北美考试院 托福写作组 叶晓轩
Hail—pieces of ice that form and fall from clouds instead of snow or rain—has always been a problem for farmers in some areas of the United States. Hail pellets can fall with great force and destroy crops in the field. Over the last few decades, a method of reducing hail, called “cloud seeding,” has been tried. In cloud seeding, the chemical silver iodide is sprayed on storm clouds from an airplane. This makes the clouds produce harmless rain or snow instead of hail. Several pieces of evidence suggest that cloud seeding has been effective in protecting crops from hail.
Experiments in the laboratory support the idea that cloud seeding is effective. Hail usually forms in water vapor that is close to the freezing point. However, when experimenters added silver iodide to cold water vapor in the laboratory, they often observed light snow forming instead of hail pellets.
Evidence from Asia
There is evidence about the effectiveness of cloud seeding from several countries around the world. In some Asian countries, for example, cloud seeding has been successfully used to control precipitation in urban areas. These positive results suggest that cloud seeding should also be effective in protecting fields and farms in the United States.
A few local studies also support the value of cloud seeding. One study conducted in a farming region in the central United States, for example, directly monitored crop damage due to hail. The study found that in an area where cloud seeding was used there was reduced hail damage compared to previous years.
It’s not clear that cloud seeding is all that effective and there are reasons to question each of the arguments you just read.

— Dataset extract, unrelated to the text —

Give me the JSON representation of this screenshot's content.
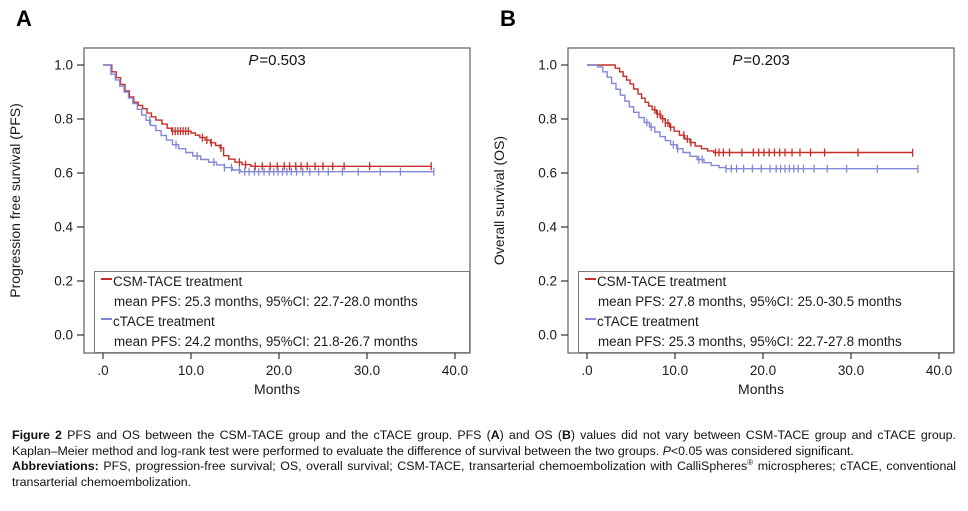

First, it may be true that under laboratory conditions silver iodide creates snow instead of hail. However, in real life, silver iodide can actually prevent any precipitation at all from forming in the cloud, snow, rain or hail. This is a bad thing. Because if you seed all the clouds in areas where it doesn’t rain very often, you ran the risk of causing a drought. In this case the crops simply get damaged for a different reason: lack of water.
Second, it's not clear that positive result of cloud seeding in Asia can be repeated in the United States. The reason is that cloud seeding in Asia was tried in urban areas, in cities. And cities tend to have a high level of air pollution, from car, factory, etc. Surprisingly, pollution particles can create favorable conditions for cloud seeding because they interact with clouds and seeding chemicals. Such favorable conditions for cloud seeding may not occur in an unpolluted area. This means that the cloud seeding method that works in polluted cities may not work in unpolluted farming regions in the United States.

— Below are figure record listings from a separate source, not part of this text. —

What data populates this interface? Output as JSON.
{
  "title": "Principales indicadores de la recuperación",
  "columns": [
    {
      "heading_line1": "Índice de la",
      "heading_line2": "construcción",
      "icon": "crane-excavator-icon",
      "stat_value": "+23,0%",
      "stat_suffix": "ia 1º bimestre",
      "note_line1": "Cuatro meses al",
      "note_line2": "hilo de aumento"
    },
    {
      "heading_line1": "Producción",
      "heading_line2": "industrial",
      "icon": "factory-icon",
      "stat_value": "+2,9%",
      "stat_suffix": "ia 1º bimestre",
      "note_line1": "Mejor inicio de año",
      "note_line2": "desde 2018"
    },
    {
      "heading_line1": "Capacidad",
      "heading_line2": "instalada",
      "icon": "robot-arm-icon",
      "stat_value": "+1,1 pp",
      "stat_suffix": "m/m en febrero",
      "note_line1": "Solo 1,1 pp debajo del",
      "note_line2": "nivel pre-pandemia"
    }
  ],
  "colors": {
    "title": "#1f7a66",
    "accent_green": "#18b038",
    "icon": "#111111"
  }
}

Third, the local study mentioned in the passage isn’t very convincing either. That’s because the study found that hail damage decreased not just in the area where the cloud seeding actually took place, but also in many of the neighboring areas to the east, south and north of the area. So the fact that the whole region was experiencing a reduce number of hail storms that particular year makes it more likely that this was a result of natural variation in local weather, and has nothing to do with cloud seeding.
there are reasons to question ...
run the risk of causing ...
the lack of
in this case
tend to do ...
interact with ...
make it more likely that ...
have nothing to do with ...
The reading introduces a kind of technique, cloud seeding, and proposes three pieces of evidence to support that it would work out in protecting crops from hail damage in some areas of the United States. However, the speaker in the listening claims all the evidence to be questionable.
First, the reading offers evidence from the laboratory to support cloud seeding, because this technique successfully induced light snow instead of hail in experiment. By contrast, the speaker indicates this may not be practical in real life. She believes that cloud seeding does rid the hail, but it can prevent all forms of precipitation in the areas with limited precipitation originally, which may further invoke drought. So this technique may save the crops from hail, but it takes a risk of damage caused by the lack of water. Therefore, the speaker deems this evidence to be feeble.
Besides, the reading utilizes some successful cases from Asian urban areas, where the cloud seeding managed to help control precipitation. On the contrary, the speaker again challenges the validity of this proof. She doubts whether these cases could be repeated in the United States or not, due to the totally different air pollution conditions in Asia and America. Those successful cases were all in air-polluted areas, where the pollution particles in the air served as a perfect helping hand to cloud seeding. Hence, since American farming areas are typically unpolluted, it is reasonable to suspect that cloud seeding could not be effective in America.
Last, the reading refers to the results of some local studies to bolster its viewpoint. It mentions one study in detail, in which cloud seeding reduced the hail damage in a farming region in central United States. Nevertheless, the speaker once again runs counter to this view. She reveals that in this specific study, reduced hail was observed not only in the particular area of the study, but also in its neighboring areas. Thus, there is every reason to believe that the reduced damage could not simply be accredited to cloud seeding, but to the weather variation in this vast region. Consequently, the speaker deems this study cannot prove anything, either.